Tenerife in the distance

The mountain drops sharply to the water with not much arable land in between.

Telescopes for observing gamma rays

Multi-national observatories lined up on the ridge

And the caldera is right behind them

Looking north toward Madeira

On our way down the mountain we continued toward the west and stumbled upon the wine country of the island. We stopped for a bite to eat at a little restaurant and ordered tapas that had John raving: fried cheese (queso asado) and riblets with potatoes (costillos con papas). The sauce (called mojo) that they used on both dishes made all the difference. We even found a winery (Vega Norte) with a sales and tasting room and bought a few bottles.

Costillos con papas

This evening the group went out for tapas again to celebrate Thanksgiving. We managed three stops before our tour was cut short by a real downpour. We’d had dark clouds, wind, and sprinkles all day, but tonight it really dumped.

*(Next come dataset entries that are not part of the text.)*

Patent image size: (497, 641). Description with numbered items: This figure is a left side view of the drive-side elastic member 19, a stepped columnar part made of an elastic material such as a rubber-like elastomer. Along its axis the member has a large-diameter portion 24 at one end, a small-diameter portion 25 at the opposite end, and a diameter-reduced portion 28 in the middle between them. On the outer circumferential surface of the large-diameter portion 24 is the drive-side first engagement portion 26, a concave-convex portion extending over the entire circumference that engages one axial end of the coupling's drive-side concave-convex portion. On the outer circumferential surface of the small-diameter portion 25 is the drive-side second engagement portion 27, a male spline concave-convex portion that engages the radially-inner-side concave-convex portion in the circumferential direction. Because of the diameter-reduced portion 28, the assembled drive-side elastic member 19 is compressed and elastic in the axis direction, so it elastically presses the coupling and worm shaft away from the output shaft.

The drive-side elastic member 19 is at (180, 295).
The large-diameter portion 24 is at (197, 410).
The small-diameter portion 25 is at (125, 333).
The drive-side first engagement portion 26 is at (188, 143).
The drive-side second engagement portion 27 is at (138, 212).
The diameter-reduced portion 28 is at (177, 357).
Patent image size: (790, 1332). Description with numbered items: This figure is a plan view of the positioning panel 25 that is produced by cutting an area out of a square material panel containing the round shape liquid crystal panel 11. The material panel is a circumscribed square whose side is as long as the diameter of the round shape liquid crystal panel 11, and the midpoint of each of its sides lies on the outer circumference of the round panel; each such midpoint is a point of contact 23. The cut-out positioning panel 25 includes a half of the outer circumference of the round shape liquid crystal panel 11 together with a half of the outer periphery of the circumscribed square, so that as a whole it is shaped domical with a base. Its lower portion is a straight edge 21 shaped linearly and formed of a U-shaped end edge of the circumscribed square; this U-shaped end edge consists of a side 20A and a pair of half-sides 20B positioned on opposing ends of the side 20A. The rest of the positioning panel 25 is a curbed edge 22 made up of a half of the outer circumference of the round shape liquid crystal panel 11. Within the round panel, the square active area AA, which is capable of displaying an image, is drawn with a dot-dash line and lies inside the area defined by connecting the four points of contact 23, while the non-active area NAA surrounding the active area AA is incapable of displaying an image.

As those of us from Oregon know, it takes rain to make things green; we just hope that the weather will clear for our departure in the morning.


Sheila, Canary Islands said...

Glad you enjoyed it. But they grow wines all over La Palma, and there's about 40 different varieties all told. But Vega Norte is one of my favourites.

Phil said...

Hello again from the not so dry land of the East Coast! Really enjoyed the photos you posted this last blog. At first, I couldn't imagine what the great reflecting mirrors were -- they looked at first to me like, stop sign shaped tunnels cut through the mountain! Except the image behind them was upside down!
My dad once ground a six-inch telescope mirror from a thick, flat piece of optical glass -- it took forever. But we are a reflector telescope family. It must be fascinating to see those big collectors, all from discrete flat mirrors adjusted precisely, I imagine.
My folks went to the Canaries once (commercial airlines) I've always thought that the very name, Tenerife, sounded... impossibly distant somehow. What a great photo, black, peeked and ominous, you've taken of her (I think volcanoes are girls, are they? (It would figure, LOL, cringe))
I got a kick out of your, "stumbled upon the wine country..." -- not sure you meant the double entendre -- probably a creative pooka within you, trying to get out!
What a fantastic Thanksgiving it would be. Maybe I just envy the fun and exciting, sunny-day aspect of your journeys -- easy for me.
On a technical note: I couldn't know if you were referring to the cracked intake manifold I think you suffered coming over. I had the thought that John's workaround might, itself, be a better permanent solution. Cast stuff bolted to engines suffers fatigue. I'm sure I am overstepping my bounds here -- you guys surely know what you're doing.